Companhias médias serão destaque

Neste momento estão em avaliação na Comissão de Valores Mobiliários (CVM) os pedidos de IPOs de empresas como Sonae Sierra (shopping centers), Autometal (metalúrgica), Desenvix (energia renovável), QGEP Participações (empresa de petróleo do Grupo Queiroz Galvão), Arezzo (calçados) e Companhia de Águas do Brasil (empresa de saneamento da Galvão Engenharia).

Também são aguardadas para este ano a abertura de capital de empresas como Magazine Luiza (vestuário), Cedae (saneamento no Rio), XP Investimentos (corretora) e possivelmente da Infraero (estatal de aeroportos). Mas elas ainda não enviaram pedido de registro da oferta para a CVM. Outras sete empresas que já negociam ações na Bolsa aguardam aprovação do órgão regulador do mercado para emitir mais papéis, como Vulcabrás (dona de marcas como Azaleia) e Brasil Brokers (setor imobiliário).

Segundo Cristina Pereira, diretora de Desenvolvimento da BM&F Bovespa, as empresas de médio porte devem ser o destaque das ofertas públicas daqui para frente. São companhias que têm dificuldade de acesso a linhas de financiamento internacional para captar recursos e veem na Bovespa uma alternativa de custo menor para se financiar.

- Queremos atrair 200 novas empresas para a Bolsa até 2015 e, com certeza, serão em sua maioria companhias de médio porte, independentemente do segmento de atuação. É uma meta ambiciosa, mas ainda é pouco frente ao enorme desafio de tornar o mercado de capitais uma fonte viável de financiamento para as empresas - diz Cristina.

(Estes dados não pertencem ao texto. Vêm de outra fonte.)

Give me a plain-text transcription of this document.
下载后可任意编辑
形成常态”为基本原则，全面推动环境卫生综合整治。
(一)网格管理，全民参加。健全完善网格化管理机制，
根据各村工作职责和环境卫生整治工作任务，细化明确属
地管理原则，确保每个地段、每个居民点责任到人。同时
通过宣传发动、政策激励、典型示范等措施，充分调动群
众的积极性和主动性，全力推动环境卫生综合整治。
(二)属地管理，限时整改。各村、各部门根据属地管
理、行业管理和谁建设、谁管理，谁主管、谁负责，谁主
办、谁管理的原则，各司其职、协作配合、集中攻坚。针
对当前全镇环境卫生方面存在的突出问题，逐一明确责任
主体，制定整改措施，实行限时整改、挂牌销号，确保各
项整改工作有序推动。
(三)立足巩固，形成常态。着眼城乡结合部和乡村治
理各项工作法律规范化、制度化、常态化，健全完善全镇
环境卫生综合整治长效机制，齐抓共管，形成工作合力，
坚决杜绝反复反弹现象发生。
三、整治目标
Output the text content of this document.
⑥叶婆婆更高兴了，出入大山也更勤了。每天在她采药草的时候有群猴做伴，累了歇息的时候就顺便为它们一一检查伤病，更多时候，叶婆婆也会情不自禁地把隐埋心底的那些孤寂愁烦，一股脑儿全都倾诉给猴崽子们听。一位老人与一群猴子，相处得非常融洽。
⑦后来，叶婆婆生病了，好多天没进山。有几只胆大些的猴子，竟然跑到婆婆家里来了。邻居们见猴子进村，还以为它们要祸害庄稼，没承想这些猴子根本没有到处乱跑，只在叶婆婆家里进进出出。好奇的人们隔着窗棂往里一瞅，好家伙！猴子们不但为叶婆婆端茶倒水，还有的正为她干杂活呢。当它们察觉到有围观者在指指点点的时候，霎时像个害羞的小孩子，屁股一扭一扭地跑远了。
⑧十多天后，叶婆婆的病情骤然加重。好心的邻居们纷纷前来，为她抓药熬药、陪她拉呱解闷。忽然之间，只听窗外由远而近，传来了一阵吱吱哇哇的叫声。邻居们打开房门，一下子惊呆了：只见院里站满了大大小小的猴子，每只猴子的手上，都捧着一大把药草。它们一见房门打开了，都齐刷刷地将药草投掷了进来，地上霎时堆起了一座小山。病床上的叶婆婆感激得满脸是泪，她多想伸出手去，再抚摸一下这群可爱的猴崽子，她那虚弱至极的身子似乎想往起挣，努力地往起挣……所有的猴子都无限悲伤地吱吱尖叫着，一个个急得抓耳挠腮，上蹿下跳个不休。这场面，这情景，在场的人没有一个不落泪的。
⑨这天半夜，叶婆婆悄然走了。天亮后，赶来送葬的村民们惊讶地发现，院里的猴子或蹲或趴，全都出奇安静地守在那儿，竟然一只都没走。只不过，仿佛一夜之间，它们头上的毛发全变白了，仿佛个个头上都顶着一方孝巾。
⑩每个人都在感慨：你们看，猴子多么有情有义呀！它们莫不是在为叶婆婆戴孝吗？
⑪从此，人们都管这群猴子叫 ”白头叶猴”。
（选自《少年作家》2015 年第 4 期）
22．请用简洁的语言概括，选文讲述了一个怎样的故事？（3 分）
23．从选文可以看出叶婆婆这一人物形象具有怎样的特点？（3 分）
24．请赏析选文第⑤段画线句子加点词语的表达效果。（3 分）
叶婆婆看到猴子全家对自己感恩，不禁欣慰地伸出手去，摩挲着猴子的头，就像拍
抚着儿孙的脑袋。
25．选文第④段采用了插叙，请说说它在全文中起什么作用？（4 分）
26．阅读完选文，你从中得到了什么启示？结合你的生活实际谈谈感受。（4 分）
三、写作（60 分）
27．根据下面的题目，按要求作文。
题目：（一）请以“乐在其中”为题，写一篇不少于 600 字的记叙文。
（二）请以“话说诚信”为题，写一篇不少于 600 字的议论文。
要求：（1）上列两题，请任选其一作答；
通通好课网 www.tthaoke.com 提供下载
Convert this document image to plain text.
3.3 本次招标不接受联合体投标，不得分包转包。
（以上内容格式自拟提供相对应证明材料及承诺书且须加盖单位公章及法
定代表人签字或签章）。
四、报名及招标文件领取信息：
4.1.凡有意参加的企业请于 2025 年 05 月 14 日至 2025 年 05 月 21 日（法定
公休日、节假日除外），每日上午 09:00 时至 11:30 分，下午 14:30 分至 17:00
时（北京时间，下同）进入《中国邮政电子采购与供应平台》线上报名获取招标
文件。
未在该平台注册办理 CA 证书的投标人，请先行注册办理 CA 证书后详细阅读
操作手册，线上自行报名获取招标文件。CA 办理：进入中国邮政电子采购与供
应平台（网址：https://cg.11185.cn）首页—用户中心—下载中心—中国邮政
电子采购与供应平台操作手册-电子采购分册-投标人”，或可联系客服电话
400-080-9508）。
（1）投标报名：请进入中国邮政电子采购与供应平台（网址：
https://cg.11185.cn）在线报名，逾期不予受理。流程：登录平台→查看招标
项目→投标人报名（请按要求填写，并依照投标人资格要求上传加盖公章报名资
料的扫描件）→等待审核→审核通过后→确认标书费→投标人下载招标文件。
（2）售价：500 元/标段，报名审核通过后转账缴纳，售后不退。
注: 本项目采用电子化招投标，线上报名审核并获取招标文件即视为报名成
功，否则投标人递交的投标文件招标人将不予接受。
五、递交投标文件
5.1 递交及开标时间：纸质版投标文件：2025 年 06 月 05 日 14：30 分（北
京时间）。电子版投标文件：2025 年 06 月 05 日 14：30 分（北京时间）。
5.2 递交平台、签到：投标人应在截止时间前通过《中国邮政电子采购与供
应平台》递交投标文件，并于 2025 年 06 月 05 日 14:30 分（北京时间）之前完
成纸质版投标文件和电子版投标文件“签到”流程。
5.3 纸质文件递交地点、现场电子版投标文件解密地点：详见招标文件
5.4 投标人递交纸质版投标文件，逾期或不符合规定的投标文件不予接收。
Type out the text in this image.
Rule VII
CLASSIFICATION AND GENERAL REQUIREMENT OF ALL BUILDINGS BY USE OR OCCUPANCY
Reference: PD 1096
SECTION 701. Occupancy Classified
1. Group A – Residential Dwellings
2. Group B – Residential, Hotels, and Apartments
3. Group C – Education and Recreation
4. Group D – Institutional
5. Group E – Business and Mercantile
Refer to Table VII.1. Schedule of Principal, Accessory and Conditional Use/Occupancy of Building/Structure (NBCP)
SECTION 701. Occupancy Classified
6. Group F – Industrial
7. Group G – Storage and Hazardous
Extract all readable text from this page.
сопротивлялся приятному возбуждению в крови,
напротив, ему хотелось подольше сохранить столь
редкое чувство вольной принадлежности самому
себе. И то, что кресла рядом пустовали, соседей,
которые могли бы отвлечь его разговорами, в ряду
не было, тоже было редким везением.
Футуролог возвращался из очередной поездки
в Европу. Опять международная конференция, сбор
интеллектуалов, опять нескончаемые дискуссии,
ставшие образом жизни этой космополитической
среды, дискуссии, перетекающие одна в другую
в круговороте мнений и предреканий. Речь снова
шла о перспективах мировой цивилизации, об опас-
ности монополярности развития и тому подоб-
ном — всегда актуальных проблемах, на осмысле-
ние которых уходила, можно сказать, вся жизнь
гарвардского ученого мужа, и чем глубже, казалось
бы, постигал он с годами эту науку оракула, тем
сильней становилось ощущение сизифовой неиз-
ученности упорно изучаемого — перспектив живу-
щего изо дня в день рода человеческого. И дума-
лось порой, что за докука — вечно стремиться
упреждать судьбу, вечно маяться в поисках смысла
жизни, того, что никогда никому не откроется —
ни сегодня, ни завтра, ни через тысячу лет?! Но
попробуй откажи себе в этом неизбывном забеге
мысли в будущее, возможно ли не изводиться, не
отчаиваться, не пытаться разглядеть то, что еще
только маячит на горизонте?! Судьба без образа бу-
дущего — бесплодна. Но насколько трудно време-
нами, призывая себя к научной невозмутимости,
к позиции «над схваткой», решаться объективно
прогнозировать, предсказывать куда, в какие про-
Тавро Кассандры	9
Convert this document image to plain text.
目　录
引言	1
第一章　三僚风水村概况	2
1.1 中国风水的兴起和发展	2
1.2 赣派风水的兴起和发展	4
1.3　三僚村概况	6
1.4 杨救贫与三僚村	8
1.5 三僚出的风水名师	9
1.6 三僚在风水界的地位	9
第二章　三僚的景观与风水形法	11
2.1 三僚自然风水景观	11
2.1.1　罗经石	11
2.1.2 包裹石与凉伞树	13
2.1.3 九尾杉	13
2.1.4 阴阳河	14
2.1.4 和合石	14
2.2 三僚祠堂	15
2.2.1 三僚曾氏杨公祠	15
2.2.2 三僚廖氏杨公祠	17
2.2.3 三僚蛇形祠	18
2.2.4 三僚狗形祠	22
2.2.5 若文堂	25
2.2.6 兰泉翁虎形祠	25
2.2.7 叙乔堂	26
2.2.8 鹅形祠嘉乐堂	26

Mesmo com o avanço do mercado, o volume total esperado de IPOs e follow-ons não deve superar o visto no ano passado, quando as ofertas somaram R$149 bilhões, um aumento de 224,6% em relação ao ano anterior. Isso porque, no ano passado, a Petrobras realizou a maior capitalização da História, ao levantar R$120 bilhões na Bovespa. Especialistas afirmam que os números da Petrobras distorcem as estatísticas. O ano passado, na verdade, foi fraco para captação via Bolsa da maioria das empresas até o término da oferta da Petrobras, que mobilizou atenções e recursos.

- Se você olhar somente o número de IPOs, por exemplo, que não considera os dados da Petrobras, vai notar que houve uma queda de 53% nas ofertas. Muitas empresas adiaram a abertura de capital para não concorrer com a Petrobras - afirma um executivo.

Segundo Márcio Yamashita, gestor de renda variável da Gradual Investimentos, as políticas monetárias expansionistas nos Estados Unidos e na Europa criaram um cenário favorável para busca de ativos de risco este ano, o que poderá contribuir para o sucesso das ofertas das empresas.

- O cenário econômico mundial tem melhorado aos poucos, com indicadores dos EUA surpreendendo positivamente. Isso não significa, porém, que todas as empresas vão captar quanto querem e ao preço que querem. O mercado vai olhar a qualidade da empresa e decidir - explica Yamashita.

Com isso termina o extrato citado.